Courts around the country are embracing text messages as a way to nudge people into showing up for their hearings.
On any given day, up to half of defendants fail to show up for their scheduled proceedings. No-shows cost the courts time and money, and can cost defendants their freedom.
Public defenders and court administrators are using text reminders in more than a dozen states, including Virginia, California, Pennsylvania, Maryland, Florida and Washington.
Richmond Public Defender Tracy Paner said the reminders have been a huge help to her clients, who are often struggling with poverty and chaotic family lives, in addition to dealing with the fallout from an arrest. Missing a court date can spur a judge to issue a bench warrant, which can lead to a citation or arrest, fines and even jail time.

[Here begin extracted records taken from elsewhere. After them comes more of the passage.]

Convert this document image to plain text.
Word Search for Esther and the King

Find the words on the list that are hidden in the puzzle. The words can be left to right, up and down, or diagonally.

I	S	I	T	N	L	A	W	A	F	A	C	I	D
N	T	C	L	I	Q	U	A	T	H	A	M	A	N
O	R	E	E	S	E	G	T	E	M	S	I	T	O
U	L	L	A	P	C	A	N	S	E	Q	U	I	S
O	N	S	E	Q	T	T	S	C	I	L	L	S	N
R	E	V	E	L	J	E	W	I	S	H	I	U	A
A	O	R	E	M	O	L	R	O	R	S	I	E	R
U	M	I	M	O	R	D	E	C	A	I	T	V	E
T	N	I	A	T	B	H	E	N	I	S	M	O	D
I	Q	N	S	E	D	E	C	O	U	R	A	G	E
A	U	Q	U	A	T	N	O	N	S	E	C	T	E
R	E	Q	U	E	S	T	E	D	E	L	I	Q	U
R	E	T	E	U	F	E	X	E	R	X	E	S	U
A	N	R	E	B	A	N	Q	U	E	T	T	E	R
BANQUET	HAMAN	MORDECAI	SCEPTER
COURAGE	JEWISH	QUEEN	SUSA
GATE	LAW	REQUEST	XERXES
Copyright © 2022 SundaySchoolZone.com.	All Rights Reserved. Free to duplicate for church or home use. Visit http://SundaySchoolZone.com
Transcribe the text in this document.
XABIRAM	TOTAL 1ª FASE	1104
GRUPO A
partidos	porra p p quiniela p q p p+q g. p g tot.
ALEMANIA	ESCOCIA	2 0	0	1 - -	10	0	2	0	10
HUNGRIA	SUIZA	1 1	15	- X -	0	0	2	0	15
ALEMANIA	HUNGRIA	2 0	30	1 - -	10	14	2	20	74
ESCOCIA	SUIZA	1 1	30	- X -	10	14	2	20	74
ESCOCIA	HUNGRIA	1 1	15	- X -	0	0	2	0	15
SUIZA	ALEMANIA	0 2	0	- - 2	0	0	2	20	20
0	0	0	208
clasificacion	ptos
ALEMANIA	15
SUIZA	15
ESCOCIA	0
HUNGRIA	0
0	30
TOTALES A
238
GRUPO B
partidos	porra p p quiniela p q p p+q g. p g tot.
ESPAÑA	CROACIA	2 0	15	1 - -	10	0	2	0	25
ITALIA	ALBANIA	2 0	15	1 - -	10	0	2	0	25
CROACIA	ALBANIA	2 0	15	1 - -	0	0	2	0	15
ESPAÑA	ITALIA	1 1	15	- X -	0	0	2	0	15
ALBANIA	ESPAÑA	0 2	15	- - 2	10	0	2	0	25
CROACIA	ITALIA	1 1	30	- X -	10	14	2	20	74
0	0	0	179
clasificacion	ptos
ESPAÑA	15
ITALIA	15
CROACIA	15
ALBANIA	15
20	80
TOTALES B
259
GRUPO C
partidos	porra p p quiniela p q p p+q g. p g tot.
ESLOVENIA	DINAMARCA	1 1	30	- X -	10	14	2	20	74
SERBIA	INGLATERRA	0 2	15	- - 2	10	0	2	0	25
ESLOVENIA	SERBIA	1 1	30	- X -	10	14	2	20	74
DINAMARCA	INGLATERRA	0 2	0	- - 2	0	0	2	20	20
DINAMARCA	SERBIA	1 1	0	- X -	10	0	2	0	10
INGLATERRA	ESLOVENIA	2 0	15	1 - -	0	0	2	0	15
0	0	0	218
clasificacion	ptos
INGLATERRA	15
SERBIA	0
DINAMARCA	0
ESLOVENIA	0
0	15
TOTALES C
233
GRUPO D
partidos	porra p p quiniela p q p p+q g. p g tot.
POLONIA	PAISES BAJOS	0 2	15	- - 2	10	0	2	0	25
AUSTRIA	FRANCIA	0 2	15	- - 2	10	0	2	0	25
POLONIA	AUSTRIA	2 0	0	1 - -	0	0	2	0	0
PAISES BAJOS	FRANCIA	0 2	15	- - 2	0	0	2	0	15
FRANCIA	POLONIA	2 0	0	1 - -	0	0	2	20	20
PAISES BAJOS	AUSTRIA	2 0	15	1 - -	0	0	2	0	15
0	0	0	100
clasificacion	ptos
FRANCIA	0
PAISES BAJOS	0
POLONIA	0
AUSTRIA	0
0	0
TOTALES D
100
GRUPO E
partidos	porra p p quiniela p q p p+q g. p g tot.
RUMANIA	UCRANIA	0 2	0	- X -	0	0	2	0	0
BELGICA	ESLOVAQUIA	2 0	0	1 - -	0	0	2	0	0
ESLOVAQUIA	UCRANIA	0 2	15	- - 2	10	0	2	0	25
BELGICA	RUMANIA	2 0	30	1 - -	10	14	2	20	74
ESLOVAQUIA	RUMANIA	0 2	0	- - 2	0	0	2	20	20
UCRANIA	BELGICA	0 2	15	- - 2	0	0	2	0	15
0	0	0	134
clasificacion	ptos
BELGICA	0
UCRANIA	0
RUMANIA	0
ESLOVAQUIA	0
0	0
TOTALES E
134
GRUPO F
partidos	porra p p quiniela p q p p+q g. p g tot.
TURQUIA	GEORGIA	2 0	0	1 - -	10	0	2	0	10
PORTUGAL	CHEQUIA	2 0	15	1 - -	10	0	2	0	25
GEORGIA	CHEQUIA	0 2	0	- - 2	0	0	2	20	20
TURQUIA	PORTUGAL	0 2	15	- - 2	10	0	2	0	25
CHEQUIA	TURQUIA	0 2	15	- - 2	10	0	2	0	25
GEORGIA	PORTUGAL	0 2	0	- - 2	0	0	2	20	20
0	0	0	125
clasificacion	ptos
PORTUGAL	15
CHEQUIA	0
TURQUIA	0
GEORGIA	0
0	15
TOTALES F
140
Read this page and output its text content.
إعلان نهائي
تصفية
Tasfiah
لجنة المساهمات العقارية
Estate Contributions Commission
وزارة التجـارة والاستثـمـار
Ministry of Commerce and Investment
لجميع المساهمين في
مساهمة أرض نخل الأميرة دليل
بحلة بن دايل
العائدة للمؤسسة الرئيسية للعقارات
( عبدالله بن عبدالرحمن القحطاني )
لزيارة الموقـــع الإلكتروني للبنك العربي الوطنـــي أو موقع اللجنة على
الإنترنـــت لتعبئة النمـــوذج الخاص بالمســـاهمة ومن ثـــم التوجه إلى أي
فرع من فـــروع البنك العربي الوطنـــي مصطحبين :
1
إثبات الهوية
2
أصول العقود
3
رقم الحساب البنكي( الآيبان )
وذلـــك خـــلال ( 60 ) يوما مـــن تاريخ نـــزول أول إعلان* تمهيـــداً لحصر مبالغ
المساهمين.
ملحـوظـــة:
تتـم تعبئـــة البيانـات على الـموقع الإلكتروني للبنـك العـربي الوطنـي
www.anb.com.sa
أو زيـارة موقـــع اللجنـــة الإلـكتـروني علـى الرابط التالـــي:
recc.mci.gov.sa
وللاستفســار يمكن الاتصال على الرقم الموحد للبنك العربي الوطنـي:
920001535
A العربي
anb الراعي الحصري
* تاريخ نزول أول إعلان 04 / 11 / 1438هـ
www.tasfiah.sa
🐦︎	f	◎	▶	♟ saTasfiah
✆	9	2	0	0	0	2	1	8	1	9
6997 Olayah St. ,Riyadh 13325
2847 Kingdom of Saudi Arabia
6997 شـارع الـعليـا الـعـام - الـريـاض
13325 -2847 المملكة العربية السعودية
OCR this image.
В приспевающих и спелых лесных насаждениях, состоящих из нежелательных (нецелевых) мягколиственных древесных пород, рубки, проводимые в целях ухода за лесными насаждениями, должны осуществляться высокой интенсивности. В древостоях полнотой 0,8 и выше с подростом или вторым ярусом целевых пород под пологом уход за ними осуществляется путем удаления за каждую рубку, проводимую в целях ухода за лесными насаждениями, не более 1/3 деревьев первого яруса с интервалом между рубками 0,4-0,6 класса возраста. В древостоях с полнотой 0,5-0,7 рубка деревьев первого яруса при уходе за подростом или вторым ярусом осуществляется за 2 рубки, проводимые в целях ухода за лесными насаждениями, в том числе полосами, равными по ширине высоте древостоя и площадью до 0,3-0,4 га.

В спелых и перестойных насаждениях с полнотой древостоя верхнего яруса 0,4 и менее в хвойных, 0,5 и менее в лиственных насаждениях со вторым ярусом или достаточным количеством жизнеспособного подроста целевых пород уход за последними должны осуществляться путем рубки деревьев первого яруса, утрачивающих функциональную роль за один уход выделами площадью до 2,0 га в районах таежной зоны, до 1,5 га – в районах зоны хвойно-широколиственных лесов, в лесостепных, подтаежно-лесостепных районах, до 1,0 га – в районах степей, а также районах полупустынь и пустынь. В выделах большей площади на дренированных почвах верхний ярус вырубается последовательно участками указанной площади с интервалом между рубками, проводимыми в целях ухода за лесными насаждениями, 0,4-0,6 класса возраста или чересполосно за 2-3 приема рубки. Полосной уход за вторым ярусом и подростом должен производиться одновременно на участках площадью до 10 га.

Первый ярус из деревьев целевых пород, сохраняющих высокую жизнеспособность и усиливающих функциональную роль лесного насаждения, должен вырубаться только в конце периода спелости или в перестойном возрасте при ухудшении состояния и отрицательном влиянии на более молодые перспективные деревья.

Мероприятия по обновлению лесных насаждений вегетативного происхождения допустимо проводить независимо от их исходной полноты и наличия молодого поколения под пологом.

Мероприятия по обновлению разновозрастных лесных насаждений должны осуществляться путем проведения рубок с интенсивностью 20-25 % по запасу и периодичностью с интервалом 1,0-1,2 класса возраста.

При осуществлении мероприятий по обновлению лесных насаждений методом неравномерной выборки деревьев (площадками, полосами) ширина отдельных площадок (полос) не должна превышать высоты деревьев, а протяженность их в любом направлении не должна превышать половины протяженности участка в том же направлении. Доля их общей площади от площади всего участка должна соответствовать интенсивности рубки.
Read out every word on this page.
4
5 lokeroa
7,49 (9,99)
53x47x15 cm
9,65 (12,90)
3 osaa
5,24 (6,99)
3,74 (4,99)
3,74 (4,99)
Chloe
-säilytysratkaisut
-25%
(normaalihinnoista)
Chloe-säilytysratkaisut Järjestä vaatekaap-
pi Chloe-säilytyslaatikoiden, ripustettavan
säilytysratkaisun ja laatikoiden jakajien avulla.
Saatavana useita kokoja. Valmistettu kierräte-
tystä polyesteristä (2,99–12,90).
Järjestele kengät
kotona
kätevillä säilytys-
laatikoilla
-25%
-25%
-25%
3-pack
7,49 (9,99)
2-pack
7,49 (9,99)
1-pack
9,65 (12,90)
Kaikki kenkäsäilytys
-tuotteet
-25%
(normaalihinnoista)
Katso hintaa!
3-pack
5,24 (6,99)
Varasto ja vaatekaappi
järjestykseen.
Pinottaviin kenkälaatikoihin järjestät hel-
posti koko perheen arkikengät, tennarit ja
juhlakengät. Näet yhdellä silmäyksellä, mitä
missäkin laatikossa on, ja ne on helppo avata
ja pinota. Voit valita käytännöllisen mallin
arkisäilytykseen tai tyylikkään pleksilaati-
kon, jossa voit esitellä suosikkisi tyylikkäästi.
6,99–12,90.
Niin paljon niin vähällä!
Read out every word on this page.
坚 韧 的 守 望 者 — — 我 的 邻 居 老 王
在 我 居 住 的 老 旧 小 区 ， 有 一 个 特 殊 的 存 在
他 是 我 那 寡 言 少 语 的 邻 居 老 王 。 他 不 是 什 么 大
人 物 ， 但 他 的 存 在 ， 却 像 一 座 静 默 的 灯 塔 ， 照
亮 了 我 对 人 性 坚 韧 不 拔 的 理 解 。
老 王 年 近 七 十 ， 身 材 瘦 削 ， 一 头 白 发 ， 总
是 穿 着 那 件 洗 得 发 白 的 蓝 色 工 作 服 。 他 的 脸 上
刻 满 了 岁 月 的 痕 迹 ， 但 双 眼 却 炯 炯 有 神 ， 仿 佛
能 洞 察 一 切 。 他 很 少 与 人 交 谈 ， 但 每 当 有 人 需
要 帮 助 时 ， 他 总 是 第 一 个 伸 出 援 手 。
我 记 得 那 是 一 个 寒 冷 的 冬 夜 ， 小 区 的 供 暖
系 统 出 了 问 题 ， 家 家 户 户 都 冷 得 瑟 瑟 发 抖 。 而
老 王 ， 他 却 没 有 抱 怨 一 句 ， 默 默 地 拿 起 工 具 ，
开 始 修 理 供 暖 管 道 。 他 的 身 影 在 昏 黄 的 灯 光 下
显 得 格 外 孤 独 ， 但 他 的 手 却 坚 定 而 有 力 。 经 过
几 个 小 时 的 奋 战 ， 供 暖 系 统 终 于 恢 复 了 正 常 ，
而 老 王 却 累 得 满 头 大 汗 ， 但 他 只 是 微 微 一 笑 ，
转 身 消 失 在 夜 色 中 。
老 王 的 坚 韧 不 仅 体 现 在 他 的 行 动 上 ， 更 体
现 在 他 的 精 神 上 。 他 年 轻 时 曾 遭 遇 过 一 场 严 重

“If you’re hustling and you don’t know how you’re going to pay your rent and looking for a job and wondering where you are going to get food, kind of the last thing on your mind is your court date,” Paner said. “If we can help with that, that’s easy for us.”
In Richmond and Petersburg, the Virginia Indigent Defense Commission used a grant to set up a pilot program. The commission contracted with Uptrust, a San Francisco-based company whose software integrates with the public defender’s case management software to access the names, cellphone numbers, court dates and other information to track cases.
Uptrust’s software builds a schedule of reminders for each defendant and automatically sends texts on those dates. The messages are typically sent 10 days, one week and one day before a scheduled hearing.
Some texts also include customized messages reminding people to seek time off from work, arrange for child care and figure out how they will get to court.
One of the main goals is to reduce failure-to-appear rates.
In New York City, researchers who studied a pilot program found that from March 2016 to June 2017 text messages that combined information on planning, what to expect and the consequences of not going to court led to a 26 percent drop in the number of no-shows.
Text messages were initially used by some courts to remind people to report for jury duty, said Bill Raftery, a senior analyst with the National Center for State Courts.
After Michael Brown was shot by police in Ferguson, Missouri, in 2014, a Justice Department investigation focused attention on the practice of issuing fines and other penalties for failing to appear in court, even for minor traffic charges.